Es sind solche und ähnliche Geschichten, die Marc Widmer begeistern. Ganze Bücher könnte er vermutlich schreiben über seine Oldtimer. Früher schlug sein Herz für altes Vinyl, hauptsächlich für Beatund Rockscheiben aus den Sechzigern und Siebzigern. Viele tausend LPs – darunter viele sehr, sehr rare Sachen – konnte er damals sein Eigen nennen. Und bis zum Schluss, das heisst, bevor alles verkauft wurde, hatte er internationale Kontakte und war europaweit einer der ausgewiesenen Top-Sammler. Eine Geschichte für sich...

Den Beruf zum Hobby gemacht
Nach der Veräusserung dieser Sammlung waren die Regale plötzlich leer. Marc Widmer sagt heute etwas überspitzt, dass er damals plötzlich kein Hobby mehr hatte. Zum Glück konnte er durch den Verkauf der Platten eine stattliche Summe lösen. Eine Summe, die letztlich als Fundament diente für den Erwerb von ersten Oldtimern. Und so besann er sich hobbymässig auf seine alte Tugend und machte seinen Beruf zum Hobby. Marc Widmer war ursprünglich Automechaniker. Nach der Lehre besserte er sein Einkommen dank der Mithilfe als Rettungssanitäter und Bestatter auf und fand später seine wahre Berufung und wurde Lehrer, agierte teilweise auch als Schulleiter.

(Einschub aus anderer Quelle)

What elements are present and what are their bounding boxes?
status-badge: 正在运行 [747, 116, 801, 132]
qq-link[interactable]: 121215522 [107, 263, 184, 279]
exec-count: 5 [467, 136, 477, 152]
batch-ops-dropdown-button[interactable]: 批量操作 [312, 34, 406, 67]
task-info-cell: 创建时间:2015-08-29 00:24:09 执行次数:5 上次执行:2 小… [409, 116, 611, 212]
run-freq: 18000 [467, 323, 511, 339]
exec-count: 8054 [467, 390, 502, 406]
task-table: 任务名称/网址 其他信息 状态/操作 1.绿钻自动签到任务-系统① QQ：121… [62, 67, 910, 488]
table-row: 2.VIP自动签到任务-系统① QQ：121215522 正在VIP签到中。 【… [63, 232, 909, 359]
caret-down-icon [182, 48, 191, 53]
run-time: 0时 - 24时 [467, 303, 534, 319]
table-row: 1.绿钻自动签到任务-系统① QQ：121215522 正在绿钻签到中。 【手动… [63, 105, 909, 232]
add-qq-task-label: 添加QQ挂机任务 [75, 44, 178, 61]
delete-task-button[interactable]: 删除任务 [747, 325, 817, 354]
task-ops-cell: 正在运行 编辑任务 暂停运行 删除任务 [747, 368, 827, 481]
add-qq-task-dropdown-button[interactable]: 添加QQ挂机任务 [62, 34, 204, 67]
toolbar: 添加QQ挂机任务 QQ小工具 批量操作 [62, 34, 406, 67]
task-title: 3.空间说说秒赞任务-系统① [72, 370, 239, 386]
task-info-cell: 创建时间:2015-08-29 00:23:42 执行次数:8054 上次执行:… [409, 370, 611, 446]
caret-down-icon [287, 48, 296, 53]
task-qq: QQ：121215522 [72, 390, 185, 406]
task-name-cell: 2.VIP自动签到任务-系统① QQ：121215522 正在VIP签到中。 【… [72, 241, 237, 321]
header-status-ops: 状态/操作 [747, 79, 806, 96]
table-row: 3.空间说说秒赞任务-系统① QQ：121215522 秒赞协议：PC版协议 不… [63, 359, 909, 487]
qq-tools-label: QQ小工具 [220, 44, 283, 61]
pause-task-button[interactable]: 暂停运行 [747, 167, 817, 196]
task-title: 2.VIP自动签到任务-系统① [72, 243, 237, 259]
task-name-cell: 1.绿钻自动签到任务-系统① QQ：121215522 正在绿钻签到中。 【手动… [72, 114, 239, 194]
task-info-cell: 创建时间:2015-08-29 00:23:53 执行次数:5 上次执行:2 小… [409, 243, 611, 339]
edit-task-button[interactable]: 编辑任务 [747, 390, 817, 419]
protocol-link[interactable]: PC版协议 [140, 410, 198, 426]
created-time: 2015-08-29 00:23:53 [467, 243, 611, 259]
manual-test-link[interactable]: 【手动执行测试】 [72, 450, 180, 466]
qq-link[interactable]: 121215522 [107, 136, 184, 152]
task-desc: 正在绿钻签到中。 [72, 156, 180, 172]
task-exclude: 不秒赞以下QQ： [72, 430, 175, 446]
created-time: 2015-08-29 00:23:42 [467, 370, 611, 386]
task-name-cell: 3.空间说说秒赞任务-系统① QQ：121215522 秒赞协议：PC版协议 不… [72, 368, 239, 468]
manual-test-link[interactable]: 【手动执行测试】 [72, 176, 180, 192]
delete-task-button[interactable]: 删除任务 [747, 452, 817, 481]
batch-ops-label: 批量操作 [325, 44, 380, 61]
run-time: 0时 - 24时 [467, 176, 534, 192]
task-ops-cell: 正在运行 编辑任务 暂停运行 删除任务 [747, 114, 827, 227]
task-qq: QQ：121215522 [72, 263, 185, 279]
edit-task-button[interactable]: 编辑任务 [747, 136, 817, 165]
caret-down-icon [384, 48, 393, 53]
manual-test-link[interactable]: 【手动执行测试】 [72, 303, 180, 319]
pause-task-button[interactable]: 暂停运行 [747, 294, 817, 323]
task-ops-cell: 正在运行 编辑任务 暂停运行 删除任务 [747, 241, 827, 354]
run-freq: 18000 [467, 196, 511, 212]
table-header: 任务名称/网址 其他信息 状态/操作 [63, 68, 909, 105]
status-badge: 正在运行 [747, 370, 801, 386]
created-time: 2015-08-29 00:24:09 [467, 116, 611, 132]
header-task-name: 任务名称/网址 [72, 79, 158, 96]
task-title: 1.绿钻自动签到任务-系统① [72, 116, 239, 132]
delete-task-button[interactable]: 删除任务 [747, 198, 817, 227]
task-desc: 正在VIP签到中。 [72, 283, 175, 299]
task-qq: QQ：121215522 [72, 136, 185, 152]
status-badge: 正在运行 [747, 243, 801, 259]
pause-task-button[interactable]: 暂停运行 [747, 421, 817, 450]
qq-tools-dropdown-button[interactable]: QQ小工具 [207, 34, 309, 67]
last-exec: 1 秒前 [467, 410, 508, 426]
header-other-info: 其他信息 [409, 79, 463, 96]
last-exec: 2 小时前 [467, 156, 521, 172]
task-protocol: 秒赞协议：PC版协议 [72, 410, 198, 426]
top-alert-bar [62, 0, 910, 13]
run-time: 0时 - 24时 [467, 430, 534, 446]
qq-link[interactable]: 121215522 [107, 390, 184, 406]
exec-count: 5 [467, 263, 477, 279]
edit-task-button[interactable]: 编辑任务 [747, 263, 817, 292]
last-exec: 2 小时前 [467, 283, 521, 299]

Noch heute unterrichtet Marc Widmer als Klassenlehrer an der Oberstufe in Möhlin. Und zwar alles ausser Fremdsprachen oder Spezialfächer wie Hauswirtschaft etc. Sein Lieblingsfach seit eh und je: Geschichte. Dieses Fach liebte er schon als Schüler. Geschichte und Geschichten – fast wie ein roter Faden in den Erzählungen des gebürtigen Baselbieters. Die Geschichten rund um die 30 Oldtimer und 50 Töffs teilt er gerne mit anderen Menschen. Die Kult-Werkstatt, das ist noch wichtig, ist eine Nonprofit-Geschichte. Im Grunde ist es ein Raum der Begegnung für Leute mit dem gleichen Hobby. Zu diesem Zweck laden die Gebrüder Widmer immer am ersten Freitag im Monat zu einem Open House ein ab 18 Uhr. Essen, etwas trinken, fachsimpeln. Unkompliziert. Sympathisch.

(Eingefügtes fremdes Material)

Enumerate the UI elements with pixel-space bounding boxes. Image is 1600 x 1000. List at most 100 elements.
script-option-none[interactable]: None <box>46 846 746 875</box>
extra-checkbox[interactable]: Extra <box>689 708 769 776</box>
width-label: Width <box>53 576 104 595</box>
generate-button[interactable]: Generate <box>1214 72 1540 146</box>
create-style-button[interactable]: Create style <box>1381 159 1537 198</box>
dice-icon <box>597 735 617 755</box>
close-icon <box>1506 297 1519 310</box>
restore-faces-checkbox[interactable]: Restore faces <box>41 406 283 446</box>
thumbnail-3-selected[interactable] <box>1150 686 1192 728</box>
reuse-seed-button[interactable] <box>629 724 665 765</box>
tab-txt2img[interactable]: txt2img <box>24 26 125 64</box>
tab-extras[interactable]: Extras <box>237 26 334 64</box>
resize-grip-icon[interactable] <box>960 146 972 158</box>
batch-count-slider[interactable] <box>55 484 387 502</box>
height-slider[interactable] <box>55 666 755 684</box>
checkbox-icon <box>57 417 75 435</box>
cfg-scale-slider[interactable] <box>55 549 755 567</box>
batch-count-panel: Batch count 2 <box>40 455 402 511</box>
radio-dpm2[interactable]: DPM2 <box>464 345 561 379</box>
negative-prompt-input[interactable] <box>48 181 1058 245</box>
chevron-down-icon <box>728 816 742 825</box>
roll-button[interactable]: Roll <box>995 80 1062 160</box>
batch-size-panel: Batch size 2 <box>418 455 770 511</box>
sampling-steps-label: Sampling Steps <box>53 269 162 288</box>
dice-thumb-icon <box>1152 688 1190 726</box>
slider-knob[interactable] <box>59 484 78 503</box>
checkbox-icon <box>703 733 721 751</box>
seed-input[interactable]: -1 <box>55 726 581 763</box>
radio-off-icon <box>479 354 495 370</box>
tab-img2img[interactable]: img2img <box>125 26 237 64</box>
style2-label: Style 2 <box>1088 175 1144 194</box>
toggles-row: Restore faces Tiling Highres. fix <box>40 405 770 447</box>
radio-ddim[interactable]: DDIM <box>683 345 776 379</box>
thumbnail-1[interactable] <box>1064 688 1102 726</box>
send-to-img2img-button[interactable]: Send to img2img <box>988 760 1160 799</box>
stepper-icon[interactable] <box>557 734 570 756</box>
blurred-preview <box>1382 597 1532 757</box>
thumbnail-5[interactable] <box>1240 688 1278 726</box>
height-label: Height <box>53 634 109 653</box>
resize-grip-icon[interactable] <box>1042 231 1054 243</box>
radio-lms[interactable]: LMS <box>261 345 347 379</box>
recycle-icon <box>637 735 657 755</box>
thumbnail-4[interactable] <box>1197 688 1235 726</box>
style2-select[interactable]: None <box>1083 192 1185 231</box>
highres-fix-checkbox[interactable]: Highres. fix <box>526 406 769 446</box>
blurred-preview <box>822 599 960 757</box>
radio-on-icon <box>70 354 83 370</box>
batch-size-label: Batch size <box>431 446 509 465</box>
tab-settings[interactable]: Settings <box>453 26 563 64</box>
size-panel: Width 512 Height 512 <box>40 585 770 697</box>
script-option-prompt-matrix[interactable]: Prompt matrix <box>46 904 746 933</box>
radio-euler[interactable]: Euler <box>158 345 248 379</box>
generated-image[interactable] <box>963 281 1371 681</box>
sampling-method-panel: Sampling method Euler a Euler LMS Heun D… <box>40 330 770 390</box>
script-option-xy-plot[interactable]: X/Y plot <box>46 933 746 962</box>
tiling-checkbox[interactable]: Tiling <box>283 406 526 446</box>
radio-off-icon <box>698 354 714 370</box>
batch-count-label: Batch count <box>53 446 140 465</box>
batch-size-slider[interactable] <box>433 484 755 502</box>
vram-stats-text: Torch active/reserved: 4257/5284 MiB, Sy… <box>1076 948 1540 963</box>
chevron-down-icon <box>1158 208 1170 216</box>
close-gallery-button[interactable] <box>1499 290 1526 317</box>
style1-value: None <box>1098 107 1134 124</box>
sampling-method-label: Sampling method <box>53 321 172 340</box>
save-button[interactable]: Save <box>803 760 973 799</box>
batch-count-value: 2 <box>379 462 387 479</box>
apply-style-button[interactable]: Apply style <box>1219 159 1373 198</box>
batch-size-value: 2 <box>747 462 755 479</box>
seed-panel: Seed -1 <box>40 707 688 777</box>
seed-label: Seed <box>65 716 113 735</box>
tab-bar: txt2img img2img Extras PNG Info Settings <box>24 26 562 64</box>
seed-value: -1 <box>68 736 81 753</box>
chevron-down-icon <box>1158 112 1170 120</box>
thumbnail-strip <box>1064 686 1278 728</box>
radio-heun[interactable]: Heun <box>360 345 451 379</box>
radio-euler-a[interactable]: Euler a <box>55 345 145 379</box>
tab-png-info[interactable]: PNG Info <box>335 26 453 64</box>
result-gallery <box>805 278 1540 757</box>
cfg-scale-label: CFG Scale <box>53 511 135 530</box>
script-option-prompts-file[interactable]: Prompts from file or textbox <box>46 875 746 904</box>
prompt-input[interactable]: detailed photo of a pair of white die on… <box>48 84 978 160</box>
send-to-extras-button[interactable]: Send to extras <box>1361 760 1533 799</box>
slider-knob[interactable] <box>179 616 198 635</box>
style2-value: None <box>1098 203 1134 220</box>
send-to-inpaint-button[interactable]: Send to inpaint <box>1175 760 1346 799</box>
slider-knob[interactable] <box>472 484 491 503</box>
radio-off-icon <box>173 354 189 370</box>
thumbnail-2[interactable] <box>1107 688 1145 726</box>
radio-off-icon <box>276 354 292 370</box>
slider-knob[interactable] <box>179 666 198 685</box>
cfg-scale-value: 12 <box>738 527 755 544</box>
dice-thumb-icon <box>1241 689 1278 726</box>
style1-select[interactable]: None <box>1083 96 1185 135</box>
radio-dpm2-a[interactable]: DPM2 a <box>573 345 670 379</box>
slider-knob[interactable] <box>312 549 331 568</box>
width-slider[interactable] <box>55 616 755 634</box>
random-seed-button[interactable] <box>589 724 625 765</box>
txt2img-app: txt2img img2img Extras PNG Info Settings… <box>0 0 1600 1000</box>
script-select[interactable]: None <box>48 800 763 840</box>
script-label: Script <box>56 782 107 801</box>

«Ich bin manchmal etwas perfektionistisch»
In der Tat ist diese Kult-Werkstatt sowas wie sein zweites Zuhause geworden. Dies bestätigt auch Marc Widmers Tochter Rebecca und meint schmunzelnd, dass er ab und zu mehr in der Werkstatt «lebe» als zuhause. Im Übrigen beschreibt sie ihn als sehr umgänglich und auch witzig. Dann und wann könne es passieren, dass er sich kurz und heftig über etwas aufrege. Marc Widmer meint dazu, dass er eben ein Perfektionist sei. Und wenn dann etwas mal nicht so läuft, wie er sich das vorgestellt hat, kann es schon mal vorkommen, dass der an sich ruhige Bürger, der er zu sein scheint, etwas «unruhiger» und temperamentvoller wird. Aber alles im grünen Bereich.

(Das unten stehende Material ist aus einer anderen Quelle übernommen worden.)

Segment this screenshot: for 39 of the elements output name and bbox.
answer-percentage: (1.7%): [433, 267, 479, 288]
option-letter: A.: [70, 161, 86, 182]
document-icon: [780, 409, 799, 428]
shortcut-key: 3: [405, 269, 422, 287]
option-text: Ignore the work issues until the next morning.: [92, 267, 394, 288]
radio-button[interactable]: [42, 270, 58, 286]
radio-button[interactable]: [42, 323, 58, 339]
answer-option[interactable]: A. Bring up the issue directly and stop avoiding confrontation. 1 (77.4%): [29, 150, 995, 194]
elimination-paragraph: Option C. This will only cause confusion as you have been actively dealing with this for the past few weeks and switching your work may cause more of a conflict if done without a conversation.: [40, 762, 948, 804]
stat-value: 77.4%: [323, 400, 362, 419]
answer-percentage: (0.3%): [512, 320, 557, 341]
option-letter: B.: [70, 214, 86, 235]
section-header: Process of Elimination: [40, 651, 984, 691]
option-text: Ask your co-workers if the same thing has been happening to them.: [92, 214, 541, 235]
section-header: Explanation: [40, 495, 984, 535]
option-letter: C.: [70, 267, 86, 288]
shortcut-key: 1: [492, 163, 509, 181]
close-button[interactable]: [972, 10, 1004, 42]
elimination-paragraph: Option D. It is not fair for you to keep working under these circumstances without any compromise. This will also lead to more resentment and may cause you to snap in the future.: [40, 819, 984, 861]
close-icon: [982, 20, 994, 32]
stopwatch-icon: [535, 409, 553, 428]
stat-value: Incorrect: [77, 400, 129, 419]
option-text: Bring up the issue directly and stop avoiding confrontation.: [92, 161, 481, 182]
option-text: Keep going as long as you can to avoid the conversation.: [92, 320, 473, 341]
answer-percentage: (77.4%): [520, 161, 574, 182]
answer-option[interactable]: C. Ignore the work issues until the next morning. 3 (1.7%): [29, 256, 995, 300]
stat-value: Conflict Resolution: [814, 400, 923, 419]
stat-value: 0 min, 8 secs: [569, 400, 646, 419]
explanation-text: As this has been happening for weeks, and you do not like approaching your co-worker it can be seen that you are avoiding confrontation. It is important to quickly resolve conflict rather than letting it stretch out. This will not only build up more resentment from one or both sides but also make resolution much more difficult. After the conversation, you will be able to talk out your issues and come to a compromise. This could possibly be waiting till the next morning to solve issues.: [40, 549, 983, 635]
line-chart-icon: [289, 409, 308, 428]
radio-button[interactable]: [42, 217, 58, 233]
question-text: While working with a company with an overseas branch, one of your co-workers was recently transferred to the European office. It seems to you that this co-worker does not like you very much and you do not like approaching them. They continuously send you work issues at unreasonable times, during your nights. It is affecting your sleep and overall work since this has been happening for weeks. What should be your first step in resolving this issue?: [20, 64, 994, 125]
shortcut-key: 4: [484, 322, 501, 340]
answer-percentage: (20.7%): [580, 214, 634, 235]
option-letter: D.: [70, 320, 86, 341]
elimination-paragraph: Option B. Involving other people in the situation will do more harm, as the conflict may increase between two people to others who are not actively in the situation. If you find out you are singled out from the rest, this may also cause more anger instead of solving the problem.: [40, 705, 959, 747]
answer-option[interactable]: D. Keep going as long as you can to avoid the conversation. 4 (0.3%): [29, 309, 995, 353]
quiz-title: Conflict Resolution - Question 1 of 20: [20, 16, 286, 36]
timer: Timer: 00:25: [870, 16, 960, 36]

Er selber sagt noch von sich, dass er ein Allrounder sei. Die Tatsache, dass er Automechaniker gelernt habe – was damals noch ein echtes Handwerk war – brachte es mit sich, dass man sich eben auch sonst viel handwerkliches Geschick aneignete. Geschick, das man im Leben immer brauchen kann; sei das beim Bau oder bei Reparaturen im eigenen Haus oder auch mal bei den allseits geliebten Campingferien, welche die Widmers auch schon mehr als einmal nach «down under» geführt haben.

Leidenschaft Flohmarkt
Marc Widmer und Rebecca lieben Flohmärkte. Schon oft waren sie an den grossen Flohmis im Wynecenter in Buchs. Und Marc Widmer wird sicher am 4. November auch wieder mit einem Stand am grossen Musik-Flohmarkt in der Vianco Arena in Birr zugegen sein, um... alte Platten zu verkaufen. So ganz losgelassen hat ihn sein erstes grosses Hobby scheinbar doch nicht. Das Fieber und das Knowhow sind noch da, wenn auch nicht mehr an vorderster Front. Aber so ist das eben mit Sammelleidenschaften. Die begleiten einen oft ein Leben lang.